Non avevo mai letto Proust prima della pandemia e mi stupisce in che modo si può arrivare a sviluppare filosofie simili in circostanze completamente diverse, in mondi completamente diversi; lui conduceva tutto il ragionamento intellettuale tra sé e sé, in solitudine. Non gli importava quanto fossero intelligenti i suoi interlocutori, a lui interessava la loro gentilezza. Era convinto che in una buona conversazione non bisognasse imporre il proprio ego sull’altra persona o le idee esaltanti di sé stessi e del proprio intelletto sugli altri, ma bisognasse ascoltare e lasciarsi coinvolgere dai dettagli, prestare attenzione. Essere onesti ma essere gentili. Era convinto che l’antipatia per gli altri spesso fosse dovuta a un livello di connessione insufficiente, perché bisogna conoscersi in profondità per poter prendere una decisione sprezzante come l’antipatia.

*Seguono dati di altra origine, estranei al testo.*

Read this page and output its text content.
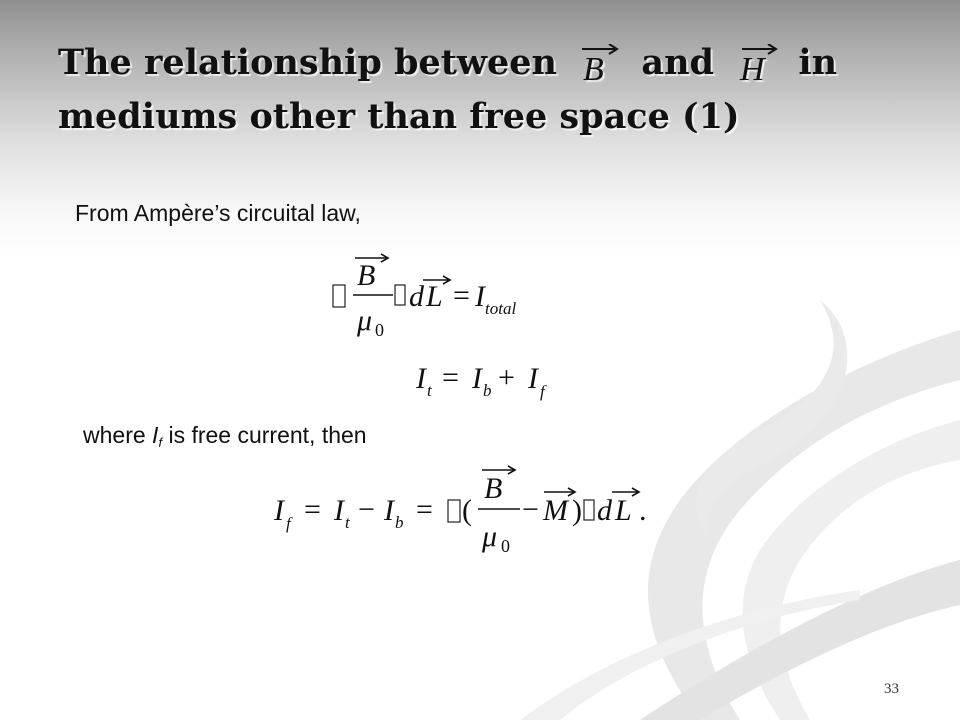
The relationship between B and H in
mediums other than free space (1)
From Ampère’s circuital law,
B
μ 0
d L = I total
I t = I b + I f
where $I_f$ is free current, then
I f = I t − I b = (
B
μ 0
− M ) d L .
33
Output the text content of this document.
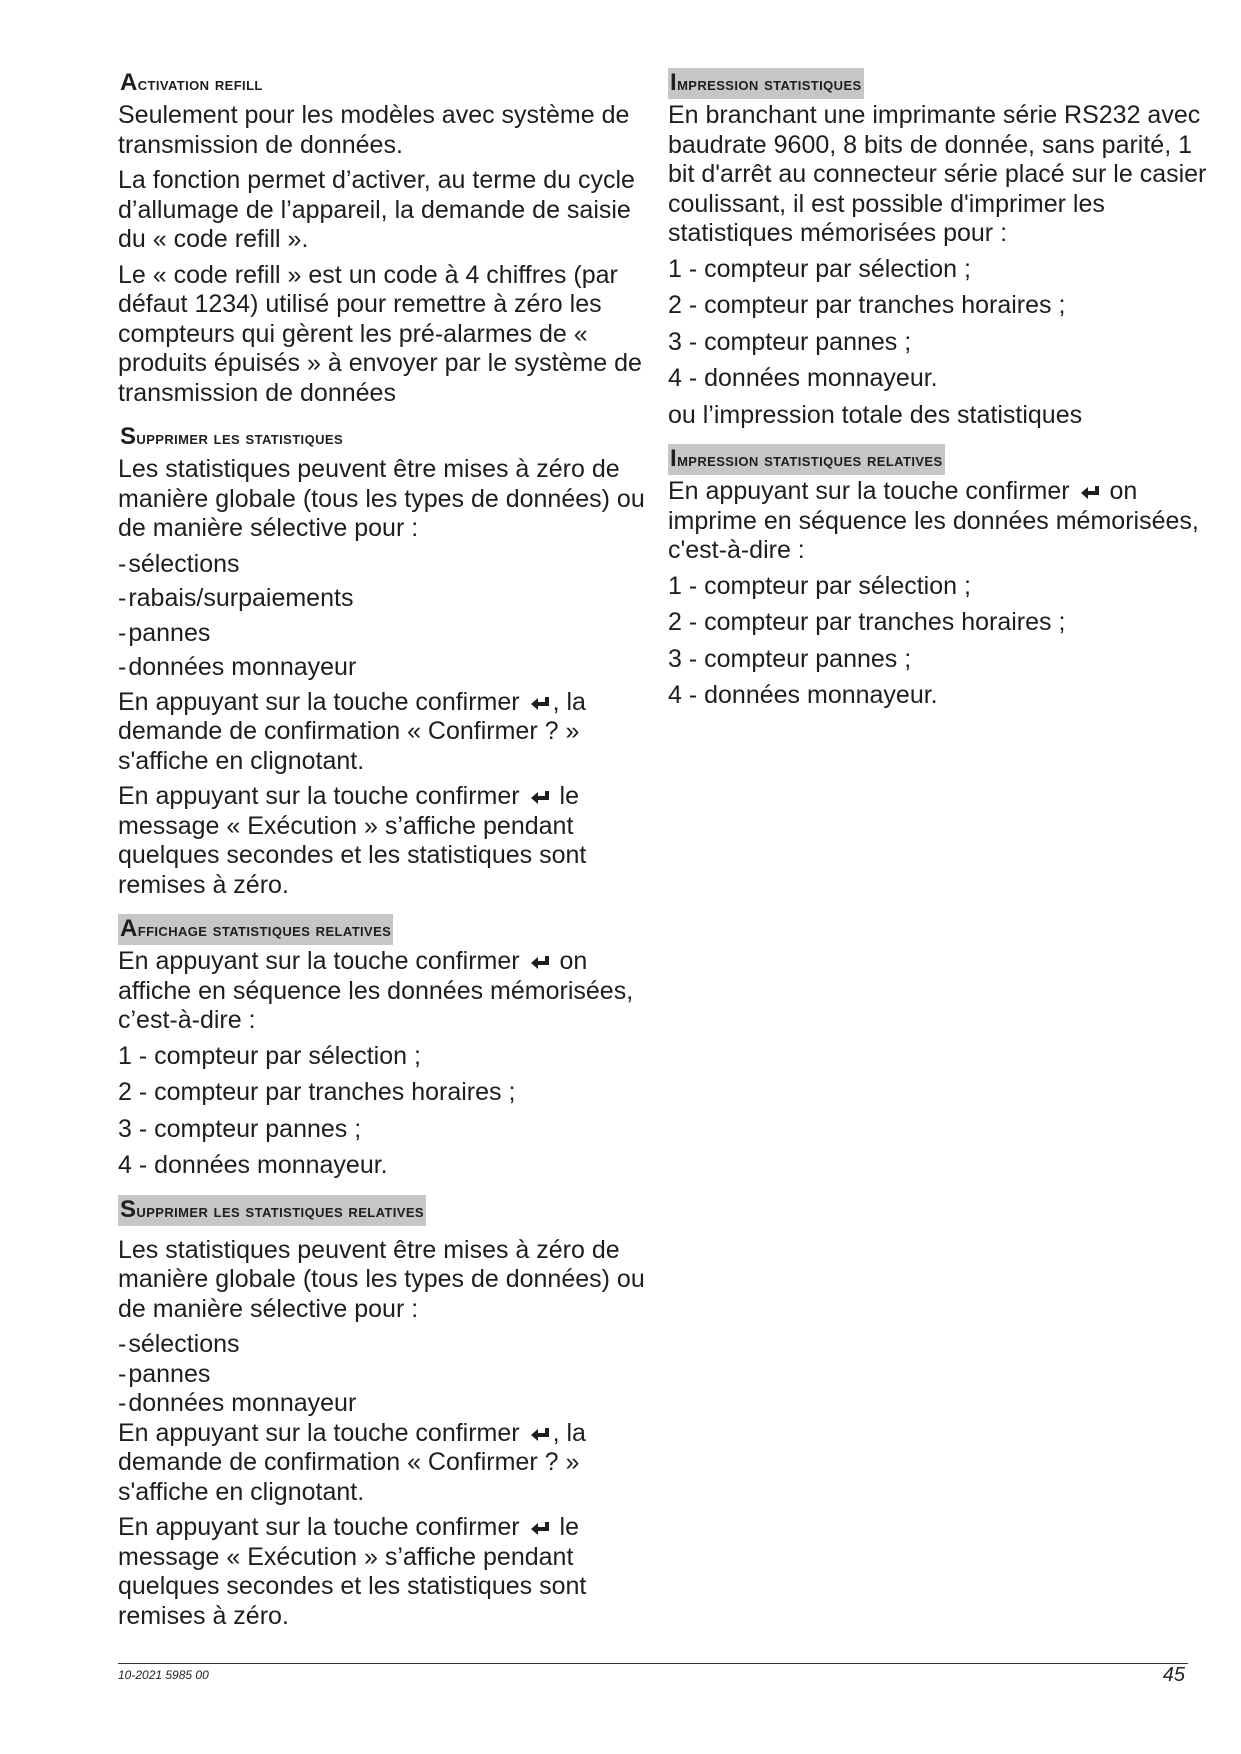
Activation refill

Seulement pour les modèles avec système de transmission de données.

La fonction permet d’activer, au terme du cycle d’allumage de l’appareil, la demande de saisie du « code refill ».

Le « code refill » est un code à 4 chiffres (par défaut 1234) utilisé pour remettre à zéro les compteurs qui gèrent les pré-alarmes de « produits épuisés » à envoyer par le système de transmission de données

Supprimer les statistiques

Les statistiques peuvent être mises à zéro de manière globale (tous les types de données) ou de manière sélective pour :

- sélections
- rabais/surpaiements
- pannes
- données monnayeur

En appuyant sur la touche confirmer , la demande de confirmation « Confirmer ? » s'affiche en clignotant.

En appuyant sur la touche confirmer  le message « Exécution » s’affiche pendant quelques secondes et les statistiques sont remises à zéro.

Affichage statistiques relatives

En appuyant sur la touche confirmer  on affiche en séquence les données mémorisées, c’est-à-dire :

1 - compteur par sélection ;
2 - compteur par tranches horaires ;
3 - compteur pannes ;
4 - données monnayeur.
Supprimer les statistiques relatives

Les statistiques peuvent être mises à zéro de manière globale (tous les types de données) ou de manière sélective pour :

- sélections
- pannes
- données monnayeur

En appuyant sur la touche confirmer , la demande de confirmation « Confirmer ? » s'affiche en clignotant.

En appuyant sur la touche confirmer  le message « Exécution » s’affiche pendant quelques secondes et les statistiques sont remises à zéro.

Impression statistiques

En branchant une imprimante série RS232 avec baudrate 9600, 8 bits de donnée, sans parité, 1 bit d'arrêt au connecteur série placé sur le casier coulissant, il est possible d'imprimer les statistiques mémorisées pour :

1 - compteur par sélection ;
2 - compteur par tranches horaires ;
3 - compteur pannes ;
4 - données monnayeur.
ou l’impression totale des statistiques
Impression statistiques relatives

En appuyant sur la touche confirmer  on imprime en séquence les données mémorisées, c'est-à-dire :

1 - compteur par sélection ;
2 - compteur par tranches horaires ;
3 - compteur pannes ;
4 - données monnayeur.
10-2021 5985 00	45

Tutti dicono che non c’era nessuno come Proust prima che Proust fosse Proust; io provo a immaginare come un europeo non praticante possa essere così simile, per sensibilità e filosofia, a una persona nata in una società e in un’epoca completamente diversa: i miei pensieri sono guidati da Dio e dalla comunità, non ho mai definito il mio pensiero proustiano e non ho formato la mia sensibilità su Proust.

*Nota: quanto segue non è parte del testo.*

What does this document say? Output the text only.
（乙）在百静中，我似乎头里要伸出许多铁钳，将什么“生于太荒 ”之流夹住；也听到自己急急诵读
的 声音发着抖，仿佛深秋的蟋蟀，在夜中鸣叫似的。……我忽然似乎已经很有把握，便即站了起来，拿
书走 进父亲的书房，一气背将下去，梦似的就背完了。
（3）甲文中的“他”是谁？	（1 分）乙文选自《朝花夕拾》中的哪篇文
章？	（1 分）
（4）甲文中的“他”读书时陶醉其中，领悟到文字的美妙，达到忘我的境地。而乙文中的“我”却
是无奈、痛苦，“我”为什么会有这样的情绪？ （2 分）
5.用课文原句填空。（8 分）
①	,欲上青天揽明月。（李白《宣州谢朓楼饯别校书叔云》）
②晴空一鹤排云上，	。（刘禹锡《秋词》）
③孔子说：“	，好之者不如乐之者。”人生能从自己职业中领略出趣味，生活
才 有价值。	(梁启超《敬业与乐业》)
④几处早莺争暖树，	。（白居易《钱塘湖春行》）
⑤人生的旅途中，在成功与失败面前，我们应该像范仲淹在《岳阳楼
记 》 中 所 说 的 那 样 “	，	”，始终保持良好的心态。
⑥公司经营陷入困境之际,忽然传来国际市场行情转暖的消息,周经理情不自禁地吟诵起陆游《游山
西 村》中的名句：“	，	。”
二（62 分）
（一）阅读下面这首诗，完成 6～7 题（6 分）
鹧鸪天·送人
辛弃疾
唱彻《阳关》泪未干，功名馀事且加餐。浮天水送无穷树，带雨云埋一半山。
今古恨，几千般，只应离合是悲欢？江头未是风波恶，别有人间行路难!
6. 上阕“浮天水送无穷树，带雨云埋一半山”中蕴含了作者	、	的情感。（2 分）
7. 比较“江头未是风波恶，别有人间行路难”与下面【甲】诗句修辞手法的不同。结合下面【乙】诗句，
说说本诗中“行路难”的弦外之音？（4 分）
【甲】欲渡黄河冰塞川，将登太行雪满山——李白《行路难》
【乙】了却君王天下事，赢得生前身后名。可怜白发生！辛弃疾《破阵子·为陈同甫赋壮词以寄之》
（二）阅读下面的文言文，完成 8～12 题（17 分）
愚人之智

Proust era invece guidato dal pensiero e dalla sensazione dell’arte, da Ruskin, dal tentativo di ricreare sé stesso attraverso i maestri dell’arte che l’avevano ispirato, attraverso ciò che «i maestri sentivano»; allora, alla fine, a prescindere dalla presenza o dall’assenza di fede religiosa, il punto è scegliere di credere. Non necessariamente in una religione organizzata, ma aprire gli occhi alla vita.

Vivere è un atto di fede, che sia fede riposta in noi stessi o negli altri, nel mondo che noi vediamo o nel mondo che gli altri vedono, il mondo che Proust o io o voi vogliamo vedere. Un uomo può avere un cuore avventuroso se lo infonde di passione e lo condivide generosamente, riconoscendo la vanità e il pensiero egoista, l’intelligenza performativa, nella natura e nella società, cercando ciò che conta; scoprire cosa è importante qui e ora, scoprire l’ignoto dentro di noi. E gioirne.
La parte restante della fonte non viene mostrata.